The price tag is certainly higher (~100€), but AFAICT you can use a KryoFlux to read everything (even strange low-level software protections):

  • Works with all major 3.5" and 5.25" drives
  • Works well with selected 3" (e.g. Amstrad FDI-1) drives.
  • Also works with 8" (e.g. Shugart 851; might require additional adapter) drives; other types of drives and media currently under investigation.

Instead of the board you suggested or a KryoFlux, maybe build a FluxEngine.

You just buy the specified FPGA development board, solder one row of pins from a floppy connector onto it (or, in a pinch, a row of pin header), flash it, and you're done.

You'll also need one of those wall-to-Molex power bricks that you see bundled with USB-PATA/SATA adapters, but the FluxEngine itself will cost around the same as that adapter you linked and a lot of 5.25" floppy formats are officially supported.

Another option is the Greaseweazle but be warned that, if you go for the "build it using a Blue Pill" option, it won't work with a counterfeit STM32.

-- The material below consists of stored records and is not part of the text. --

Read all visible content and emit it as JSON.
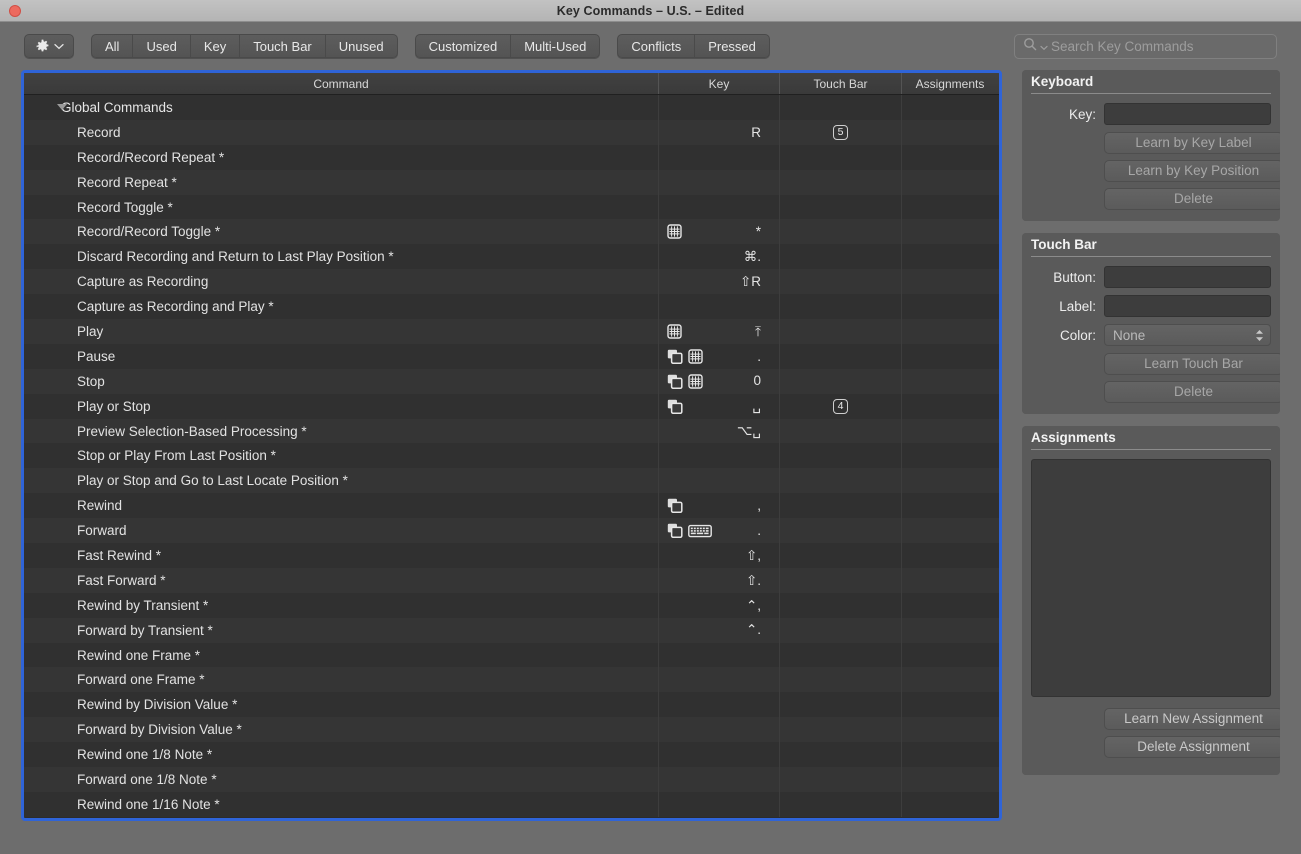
{
  "window": {
    "title": "Key Commands – U.S. – Edited",
    "accent_blue": "#2f64d8",
    "titlebar_bg": "#b9b9b9",
    "chrome_bg": "#6d6d6d",
    "table_bg": "#2c2c2c"
  },
  "toolbar": {
    "gear_icon": "gear-icon",
    "gear_chevron_icon": "chevron-down-icon",
    "filters_primary": [
      "All",
      "Used",
      "Key",
      "Touch Bar",
      "Unused"
    ],
    "filters_secondary": [
      "Customized",
      "Multi-Used"
    ],
    "filters_tertiary": [
      "Conflicts",
      "Pressed"
    ],
    "search": {
      "icon": "search-icon",
      "chevron_icon": "chevron-down-icon",
      "placeholder": "Search Key Commands",
      "value": ""
    }
  },
  "table": {
    "columns": [
      "Command",
      "Key",
      "Touch Bar",
      "Assignments"
    ],
    "rows": [
      {
        "type": "group",
        "command": "Global Commands",
        "key": "",
        "icons": [],
        "touchbar": "",
        "assignments": ""
      },
      {
        "type": "item",
        "command": "Record",
        "key": "R",
        "icons": [],
        "touchbar": "5",
        "assignments": ""
      },
      {
        "type": "item",
        "command": "Record/Record Repeat *",
        "key": "",
        "icons": [],
        "touchbar": "",
        "assignments": ""
      },
      {
        "type": "item",
        "command": "Record Repeat *",
        "key": "",
        "icons": [],
        "touchbar": "",
        "assignments": ""
      },
      {
        "type": "item",
        "command": "Record Toggle *",
        "key": "",
        "icons": [],
        "touchbar": "",
        "assignments": ""
      },
      {
        "type": "item",
        "command": "Record/Record Toggle *",
        "key": "*",
        "icons": [
          "numeric-keypad-icon"
        ],
        "touchbar": "",
        "assignments": ""
      },
      {
        "type": "item",
        "command": "Discard Recording and Return to Last Play Position *",
        "key": "⌘.",
        "icons": [],
        "touchbar": "",
        "assignments": ""
      },
      {
        "type": "item",
        "command": "Capture as Recording",
        "key": "⇧R",
        "icons": [],
        "touchbar": "",
        "assignments": ""
      },
      {
        "type": "item",
        "command": "Capture as Recording and Play *",
        "key": "",
        "icons": [],
        "touchbar": "",
        "assignments": ""
      },
      {
        "type": "item",
        "command": "Play",
        "key": "⤒",
        "icons": [
          "numeric-keypad-icon"
        ],
        "touchbar": "",
        "assignments": ""
      },
      {
        "type": "item",
        "command": "Pause",
        "key": ".",
        "icons": [
          "all-windows-icon",
          "numeric-keypad-icon"
        ],
        "touchbar": "",
        "assignments": ""
      },
      {
        "type": "item",
        "command": "Stop",
        "key": "0",
        "icons": [
          "all-windows-icon",
          "numeric-keypad-icon"
        ],
        "touchbar": "",
        "assignments": ""
      },
      {
        "type": "item",
        "command": "Play or Stop",
        "key": "␣",
        "icons": [
          "all-windows-icon"
        ],
        "touchbar": "4",
        "assignments": ""
      },
      {
        "type": "item",
        "command": "Preview Selection-Based Processing *",
        "key": "⌥␣",
        "icons": [],
        "touchbar": "",
        "assignments": ""
      },
      {
        "type": "item",
        "command": "Stop or Play From Last Position *",
        "key": "",
        "icons": [],
        "touchbar": "",
        "assignments": ""
      },
      {
        "type": "item",
        "command": "Play or Stop and Go to Last Locate Position *",
        "key": "",
        "icons": [],
        "touchbar": "",
        "assignments": ""
      },
      {
        "type": "item",
        "command": "Rewind",
        "key": ",",
        "icons": [
          "all-windows-icon"
        ],
        "touchbar": "",
        "assignments": ""
      },
      {
        "type": "item",
        "command": "Forward",
        "key": ".",
        "icons": [
          "all-windows-icon",
          "keyboard-icon"
        ],
        "touchbar": "",
        "assignments": ""
      },
      {
        "type": "item",
        "command": "Fast Rewind *",
        "key": "⇧,",
        "icons": [],
        "touchbar": "",
        "assignments": ""
      },
      {
        "type": "item",
        "command": "Fast Forward *",
        "key": "⇧.",
        "icons": [],
        "touchbar": "",
        "assignments": ""
      },
      {
        "type": "item",
        "command": "Rewind by Transient *",
        "key": "⌃,",
        "icons": [],
        "touchbar": "",
        "assignments": ""
      },
      {
        "type": "item",
        "command": "Forward by Transient *",
        "key": "⌃.",
        "icons": [],
        "touchbar": "",
        "assignments": ""
      },
      {
        "type": "item",
        "command": "Rewind one Frame *",
        "key": "",
        "icons": [],
        "touchbar": "",
        "assignments": ""
      },
      {
        "type": "item",
        "command": "Forward one Frame *",
        "key": "",
        "icons": [],
        "touchbar": "",
        "assignments": ""
      },
      {
        "type": "item",
        "command": "Rewind by Division Value *",
        "key": "",
        "icons": [],
        "touchbar": "",
        "assignments": ""
      },
      {
        "type": "item",
        "command": "Forward by Division Value *",
        "key": "",
        "icons": [],
        "touchbar": "",
        "assignments": ""
      },
      {
        "type": "item",
        "command": "Rewind one 1/8 Note *",
        "key": "",
        "icons": [],
        "touchbar": "",
        "assignments": ""
      },
      {
        "type": "item",
        "command": "Forward one 1/8 Note *",
        "key": "",
        "icons": [],
        "touchbar": "",
        "assignments": ""
      },
      {
        "type": "item",
        "command": "Rewind one 1/16 Note *",
        "key": "",
        "icons": [],
        "touchbar": "",
        "assignments": ""
      }
    ]
  },
  "sidebar": {
    "keyboard": {
      "title": "Keyboard",
      "key_label": "Key:",
      "key_value": "",
      "learn_by_key_label": "Learn by Key Label",
      "learn_by_key_position": "Learn by Key Position",
      "delete": "Delete"
    },
    "touchbar": {
      "title": "Touch Bar",
      "button_label": "Button:",
      "button_value": "",
      "label_label": "Label:",
      "label_value": "",
      "color_label": "Color:",
      "color_value": "None",
      "color_chevron_icon": "chevron-updown-icon",
      "learn_touch_bar": "Learn Touch Bar",
      "delete": "Delete"
    },
    "assignments": {
      "title": "Assignments",
      "items": [],
      "learn_new_assignment": "Learn New Assignment",
      "delete_assignment": "Delete Assignment"
    }
  }
}
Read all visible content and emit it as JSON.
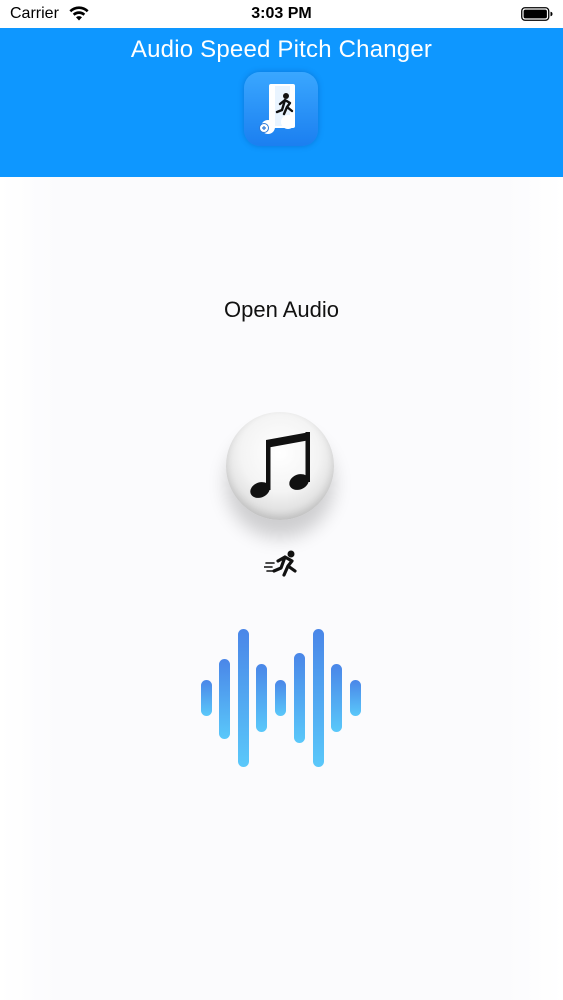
{
  "status_bar": {
    "carrier": "Carrier",
    "time": "3:03 PM",
    "wifi_icon": "wifi-icon",
    "battery_icon": "battery-icon"
  },
  "header": {
    "title": "Audio Speed Pitch Changer",
    "background": "#0e97ff",
    "app_icon": "music-note-runner-icon"
  },
  "main": {
    "open_audio_label": "Open Audio",
    "music_button_icon": "music-note-icon",
    "runner_icon": "runner-icon",
    "waveform_icon": "sound-wave-icon",
    "wave_colors": [
      "#4a86e8",
      "#5ac8fa"
    ]
  }
}
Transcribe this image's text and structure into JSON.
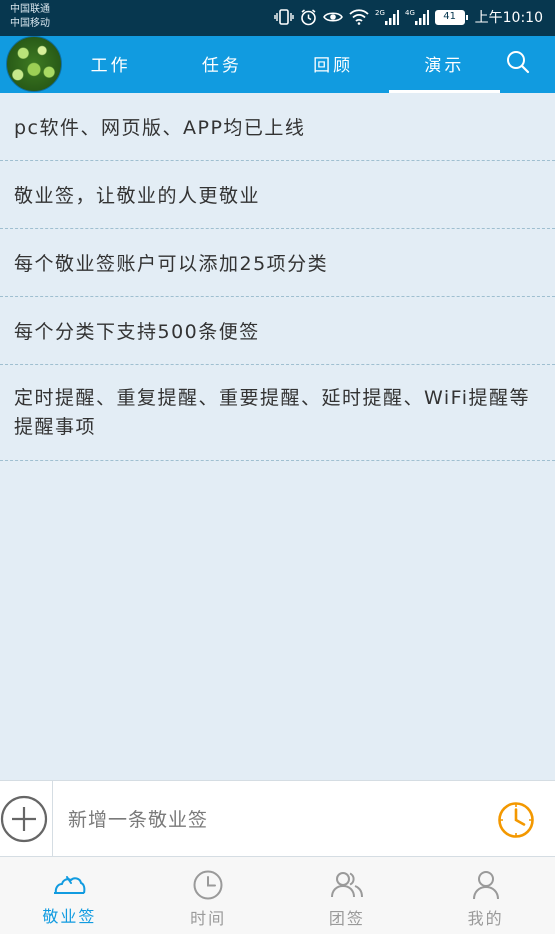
{
  "status_bar": {
    "carrier_1": "中国联通",
    "carrier_2": "中国移动",
    "battery": "41",
    "time": "上午10:10"
  },
  "header": {
    "tabs": [
      {
        "label": "工作",
        "active": false
      },
      {
        "label": "任务",
        "active": false
      },
      {
        "label": "回顾",
        "active": false
      },
      {
        "label": "演示",
        "active": true
      }
    ],
    "search_icon": "search-icon"
  },
  "notes": [
    "pc软件、网页版、APP均已上线",
    "敬业签，让敬业的人更敬业",
    "每个敬业签账户可以添加25项分类",
    "每个分类下支持500条便签",
    "定时提醒、重复提醒、重要提醒、延时提醒、WiFi提醒等提醒事项"
  ],
  "composer": {
    "placeholder": "新增一条敬业签",
    "add_icon": "plus-circle-icon",
    "reminder_icon": "clock-icon"
  },
  "bottom_nav": [
    {
      "label": "敬业签",
      "icon": "cloud-hand-icon",
      "active": true
    },
    {
      "label": "时间",
      "icon": "clock-icon",
      "active": false
    },
    {
      "label": "团签",
      "icon": "group-icon",
      "active": false
    },
    {
      "label": "我的",
      "icon": "person-icon",
      "active": false
    }
  ],
  "colors": {
    "status_bar": "#07374f",
    "header": "#119be0",
    "background": "#e3edf5",
    "accent_orange": "#f39800",
    "active_nav": "#119be0"
  }
}
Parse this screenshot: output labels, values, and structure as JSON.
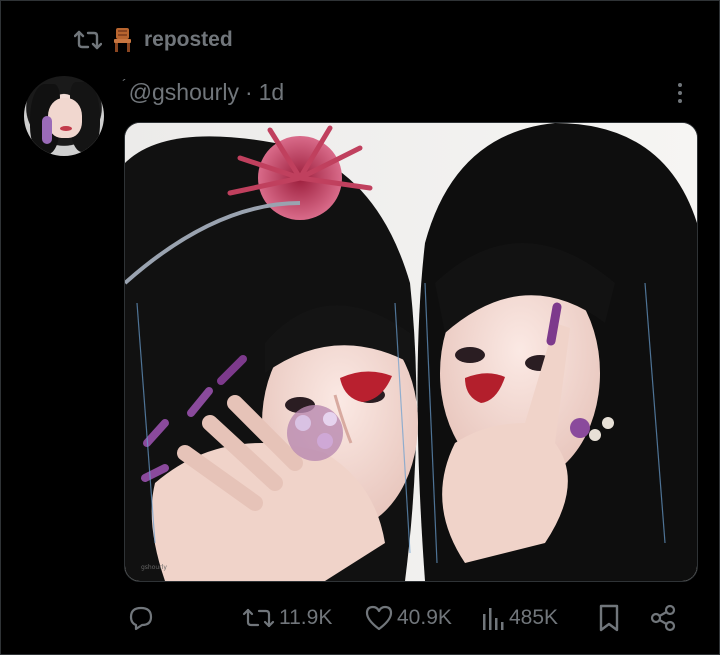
{
  "repost": {
    "label": "reposted",
    "icon": "repost-icon",
    "badge_icon": "chair-icon"
  },
  "post": {
    "handle_prefix": "´",
    "handle": "@gshourly",
    "separator": "·",
    "time": "1d",
    "media_watermark": "gshourly"
  },
  "actions": {
    "reply_count": "",
    "repost_count": "11.9K",
    "like_count": "40.9K",
    "views_count": "485K"
  },
  "colors": {
    "background": "#000000",
    "muted": "#71767b",
    "text": "#e7e9ea"
  }
}
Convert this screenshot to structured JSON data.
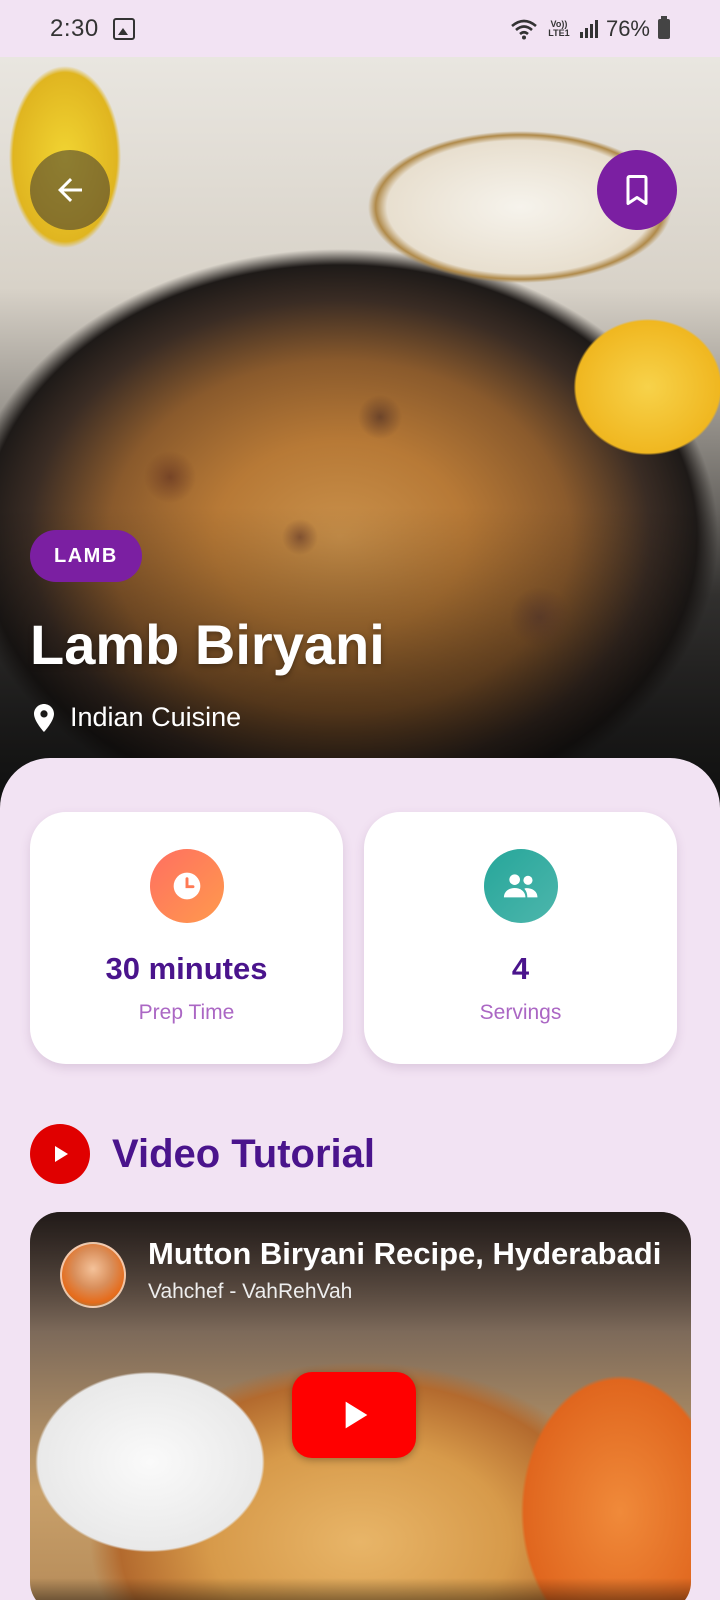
{
  "status_bar": {
    "time": "2:30",
    "volte": "Vo)) LTE1",
    "battery": "76%"
  },
  "hero": {
    "tag": "LAMB",
    "title": "Lamb Biryani",
    "cuisine": "Indian Cuisine"
  },
  "stats": {
    "prep": {
      "value": "30 minutes",
      "label": "Prep Time"
    },
    "servings": {
      "value": "4",
      "label": "Servings"
    }
  },
  "video_section": {
    "title": "Video Tutorial",
    "video_title": "Mutton Biryani Recipe, Hyderabadi",
    "channel": "Vahchef - VahRehVah"
  },
  "colors": {
    "accent": "#7b1fa2",
    "title_text": "#4a148c",
    "label_text": "#ab67c4",
    "background": "#f2e3f3",
    "youtube_red": "#ff0000"
  },
  "icons": [
    "gallery-icon",
    "wifi-icon",
    "signal-icon",
    "battery-icon",
    "arrow-back-icon",
    "bookmark-icon",
    "location-pin-icon",
    "clock-icon",
    "group-icon",
    "youtube-play-icon"
  ]
}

  • The FluxEngine sounds a lot like something I'm working on, which would be intended to facilitate reading single-sided disks of any sort using an Apple //c, producing Apple II disks from an image, or feeding software directly from a PC to an Apple //c without having to store it to disk first. My approach would require using an Apple //c rather than a stand-alone drive, but would be able to read the back side of a "flippy" disk without needing to see the index hole.
    – supercat
    Commented Oct 9, 2020 at 22:27

The firmware on all the 3.5" USB floppy drives of relatively modern make I've looked into seems to present the floppy as a LBA device with exactly 2880 sectors (of 512 bytes) to the host computer. That is the very same thing as an USB thumb drive (and in fact, most OSs seem to see such a thumb drive. You can even partition such a floppy).

Replacing the 3.5" drive with a 5.25" drive might work in principle, (however, most recent drives in such floppies don't even have standard floppy connectors anymore, there you couldn't) but there simply is no such drive that could store 2880 sectors.

A Kryoflux as proposed in another answer seems to be your best (and only, in 2020) bet to connect a 5.25" drive to USB.

The main problem with Kryoflux for your purpose is: It doesn't present itself as a floppy drive (not even as a mass storage device) to the host computer, but rather as a commandable streaming data source and sink and will only work with it's own software, that can mainly produce disk image files. Any other floppy disk software that will happily work with a "real" floppy disk controller is not gooing to work with Kryoflux.

  • Most 8 inch floppies use/used 50 pin connectors, but there are/were 34 pin to 50 pin adapters. I don't know if MSDOS or Windows supports 8 inch floppies. I have an old CP/M system that can use them.